Toronto-based generative artificial intelligence (AI) startup Viggle AI has secured nearly $26 million CAD ($19 million USD) in Series A funding to fuel the growth of its platform, which uses AI to help users create videos from simple text and image prompts.
Viggle launched its app this March, and the capabilities of its tech went viral shortly thereafter when videos began circulating online of Joaquin Phoenix’s Joker persona replacing rapper Lil Yachty’s stage entrance at the Summer Smash Festival in 2021. This turned into a trending meme format this April, when social media users began using Viggle to insert other celebrities and characters into the same video.
TSFV’s Eva Lau characterized Viggle’s recent growth as “whiplash-inducing.”
This helped the early-stage AI startup amass a community of more than 4.3 million members on the messaging platform Discord, and secure fresh financing from Silicon Valley’s Andreessen Horowitz (a16z) and Toronto-based Two Small Fish Ventures (TSFV).
In an interview with BetaKit, Viggle co-founder and CEO Hang Chu said that Viggle was “really, really excited by this virality,” noting that its product growth made closing this round “a little bit easier.”
Viggle’s all-equity, all-primary Series A round closed earlier this month, and was led by a16z with support from fellow new investor TSFV and other undisclosed backers.

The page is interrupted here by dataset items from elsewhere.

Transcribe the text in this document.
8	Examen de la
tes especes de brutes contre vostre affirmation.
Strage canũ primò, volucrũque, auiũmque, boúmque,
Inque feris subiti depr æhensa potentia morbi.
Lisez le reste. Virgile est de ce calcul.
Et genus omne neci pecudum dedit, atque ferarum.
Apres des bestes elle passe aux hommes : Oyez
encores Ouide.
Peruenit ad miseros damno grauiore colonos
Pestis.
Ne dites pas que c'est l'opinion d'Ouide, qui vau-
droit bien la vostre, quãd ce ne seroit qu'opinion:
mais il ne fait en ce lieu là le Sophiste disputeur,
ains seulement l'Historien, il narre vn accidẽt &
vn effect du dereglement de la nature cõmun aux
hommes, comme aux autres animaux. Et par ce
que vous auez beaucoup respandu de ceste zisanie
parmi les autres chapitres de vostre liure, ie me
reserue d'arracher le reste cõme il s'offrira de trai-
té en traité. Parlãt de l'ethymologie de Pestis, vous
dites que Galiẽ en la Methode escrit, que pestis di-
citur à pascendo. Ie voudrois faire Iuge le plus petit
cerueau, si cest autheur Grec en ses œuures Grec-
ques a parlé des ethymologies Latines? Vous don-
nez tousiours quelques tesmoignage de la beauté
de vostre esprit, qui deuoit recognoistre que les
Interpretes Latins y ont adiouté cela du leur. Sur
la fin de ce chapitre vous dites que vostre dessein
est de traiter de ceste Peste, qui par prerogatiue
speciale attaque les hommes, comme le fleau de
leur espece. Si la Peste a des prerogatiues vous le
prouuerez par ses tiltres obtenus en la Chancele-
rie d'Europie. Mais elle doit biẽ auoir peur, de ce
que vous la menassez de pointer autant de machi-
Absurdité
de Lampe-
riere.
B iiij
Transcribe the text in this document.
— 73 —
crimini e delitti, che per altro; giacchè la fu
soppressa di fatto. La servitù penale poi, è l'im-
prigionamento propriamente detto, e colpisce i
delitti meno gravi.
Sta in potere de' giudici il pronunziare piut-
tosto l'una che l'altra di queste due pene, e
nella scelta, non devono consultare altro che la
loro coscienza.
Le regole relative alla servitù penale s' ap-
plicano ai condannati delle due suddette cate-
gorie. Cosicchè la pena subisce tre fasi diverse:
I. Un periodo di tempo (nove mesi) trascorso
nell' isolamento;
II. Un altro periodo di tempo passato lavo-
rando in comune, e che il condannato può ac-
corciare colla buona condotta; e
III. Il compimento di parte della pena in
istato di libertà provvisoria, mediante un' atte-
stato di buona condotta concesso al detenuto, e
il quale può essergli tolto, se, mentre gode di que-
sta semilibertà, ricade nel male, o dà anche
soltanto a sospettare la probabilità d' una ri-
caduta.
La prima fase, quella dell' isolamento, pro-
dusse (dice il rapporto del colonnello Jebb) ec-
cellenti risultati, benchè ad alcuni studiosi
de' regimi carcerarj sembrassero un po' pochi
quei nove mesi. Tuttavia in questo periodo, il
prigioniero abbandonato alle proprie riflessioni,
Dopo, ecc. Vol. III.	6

Chu declined to disclose the startup’s valuation or the details of its prior financings to BetaKit. This round brings Viggle’s total funding to more than $27 million CAD ($20 million USD). The startup plans to put its latest capital towards developing a stronger model, adding new capabilities, and improving its user experience.
“There’s a lot of text-to-video generators out there, but they are mainly pixel-based models [that] are hard to control and hard to really precisely edit what is happening in the video,” Chu said. “What we’re doing differently is we emphasize the controllability side.”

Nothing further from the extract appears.